In one audit, SEC's Controls Over Sensitive/Nonpublic Information Collected and Exchanged with the Financial Stability Oversight Council and Office of Financial Research, IG examiners found that SEC employees and contractors who access the SEC's e-mail system using Outlook Web Access are not restricted from saving and uploading sensitive or nonpublic information on non-SEC computers. "Consequently, sensitive or nonpublic information could potentially be disclosed to unauthorized persons," says SEC Inspector General Carl Hoecker.
The inspector general also says the SEC has failed to appoint primary information owners to oversee information it receives and shares with the Financial Stability Oversight Council, the federal agency charged with monitoring excessive risks to the U.S. financial system, its member agencies or the Office of Financial Research, a part of the Treasury Department responsible for improving the quality of financial data available to policymakers.
In another audit also issued late last month, Review of the SEC's Systems Certification and Accreditation Process, Hoecker takes the commission to task for weaknesses in its certification and accreditation process.
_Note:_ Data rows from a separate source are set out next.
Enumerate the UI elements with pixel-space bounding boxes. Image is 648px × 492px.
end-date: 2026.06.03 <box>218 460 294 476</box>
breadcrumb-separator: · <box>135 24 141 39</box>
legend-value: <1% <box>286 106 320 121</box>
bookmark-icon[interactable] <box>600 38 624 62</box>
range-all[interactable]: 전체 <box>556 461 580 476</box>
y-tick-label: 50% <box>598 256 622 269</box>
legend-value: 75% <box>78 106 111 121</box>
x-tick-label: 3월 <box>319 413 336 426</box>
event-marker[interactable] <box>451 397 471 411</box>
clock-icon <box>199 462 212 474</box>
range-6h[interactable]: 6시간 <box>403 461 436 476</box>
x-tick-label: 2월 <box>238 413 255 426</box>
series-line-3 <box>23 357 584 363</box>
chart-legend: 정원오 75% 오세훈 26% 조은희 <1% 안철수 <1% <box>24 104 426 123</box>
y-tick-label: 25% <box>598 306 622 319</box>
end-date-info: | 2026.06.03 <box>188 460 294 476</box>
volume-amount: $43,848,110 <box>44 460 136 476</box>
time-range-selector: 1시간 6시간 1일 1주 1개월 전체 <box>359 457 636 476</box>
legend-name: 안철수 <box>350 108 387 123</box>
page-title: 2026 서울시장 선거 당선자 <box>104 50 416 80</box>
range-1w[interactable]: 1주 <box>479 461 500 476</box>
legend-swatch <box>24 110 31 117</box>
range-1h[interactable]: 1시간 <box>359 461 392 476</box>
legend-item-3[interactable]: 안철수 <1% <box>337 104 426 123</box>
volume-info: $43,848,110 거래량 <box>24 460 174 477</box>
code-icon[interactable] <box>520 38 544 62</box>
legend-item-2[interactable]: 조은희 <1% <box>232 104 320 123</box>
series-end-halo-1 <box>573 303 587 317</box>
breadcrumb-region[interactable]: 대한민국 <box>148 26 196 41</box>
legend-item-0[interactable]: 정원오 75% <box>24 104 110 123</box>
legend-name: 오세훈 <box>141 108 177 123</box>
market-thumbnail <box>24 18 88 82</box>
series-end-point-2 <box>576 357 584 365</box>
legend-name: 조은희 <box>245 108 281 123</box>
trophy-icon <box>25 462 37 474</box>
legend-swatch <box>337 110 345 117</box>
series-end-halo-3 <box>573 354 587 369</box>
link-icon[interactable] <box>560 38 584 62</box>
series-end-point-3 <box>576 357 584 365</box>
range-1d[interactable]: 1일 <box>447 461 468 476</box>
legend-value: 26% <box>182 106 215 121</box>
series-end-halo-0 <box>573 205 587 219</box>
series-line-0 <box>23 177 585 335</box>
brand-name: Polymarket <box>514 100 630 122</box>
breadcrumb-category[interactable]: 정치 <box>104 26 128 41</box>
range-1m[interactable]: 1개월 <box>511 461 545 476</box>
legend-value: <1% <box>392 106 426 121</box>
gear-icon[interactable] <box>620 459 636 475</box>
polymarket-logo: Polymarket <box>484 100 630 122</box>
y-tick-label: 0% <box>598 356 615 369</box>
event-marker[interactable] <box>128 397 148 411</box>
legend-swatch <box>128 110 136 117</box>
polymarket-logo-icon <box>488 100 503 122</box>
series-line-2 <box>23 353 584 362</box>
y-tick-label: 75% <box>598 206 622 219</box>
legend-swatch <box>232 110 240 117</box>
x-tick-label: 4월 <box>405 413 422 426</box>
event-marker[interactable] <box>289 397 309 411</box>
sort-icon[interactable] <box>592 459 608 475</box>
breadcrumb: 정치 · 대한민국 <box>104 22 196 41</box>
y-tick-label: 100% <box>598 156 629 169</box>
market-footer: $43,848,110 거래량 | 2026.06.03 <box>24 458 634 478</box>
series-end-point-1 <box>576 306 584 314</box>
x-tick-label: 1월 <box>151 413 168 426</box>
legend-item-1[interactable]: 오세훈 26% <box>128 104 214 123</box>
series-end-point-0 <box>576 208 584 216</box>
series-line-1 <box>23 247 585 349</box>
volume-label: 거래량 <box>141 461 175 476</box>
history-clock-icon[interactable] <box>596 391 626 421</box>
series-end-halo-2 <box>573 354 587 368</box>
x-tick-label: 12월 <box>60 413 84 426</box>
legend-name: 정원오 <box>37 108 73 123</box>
For instance, the IG says, personally identifiable information isn't consistently documented, resulting in the potential exposure of private information.
One significant problem Hoecker points out is that SEC information systems owners failed to understand their responsibilities in the C&A process. "They approve C&A packages without having any technical knowledge," he says. "This could potentially result in data not being properly protected."
In its annual FISMA audit, the IG maintains that the SEC didn't fully conduct and document continuous monitoring in accordance with the requirements provided by the National Institute of Standards and Technology.
The IG's assessment of the SEC's risk management strategy found that the agency failed to address the requirements needed for a comprehensive governance structure and organizational overall security risk management. "It does not address risk from a mission and business process perspective, as described in the risk management framework identified in NIST SP 800-37, Rev. 1.2.3," Hoecker says. "As a result of not updating the risk management strategy to address NIST guidelines, the SEC could be exposed to higher risk levels."
In letters to Hoecker, SEC Chief Information Officer Thomas Bayer concurred with the findings and accepted IG recommendations, saying that the commission has taken steps to fix the problems.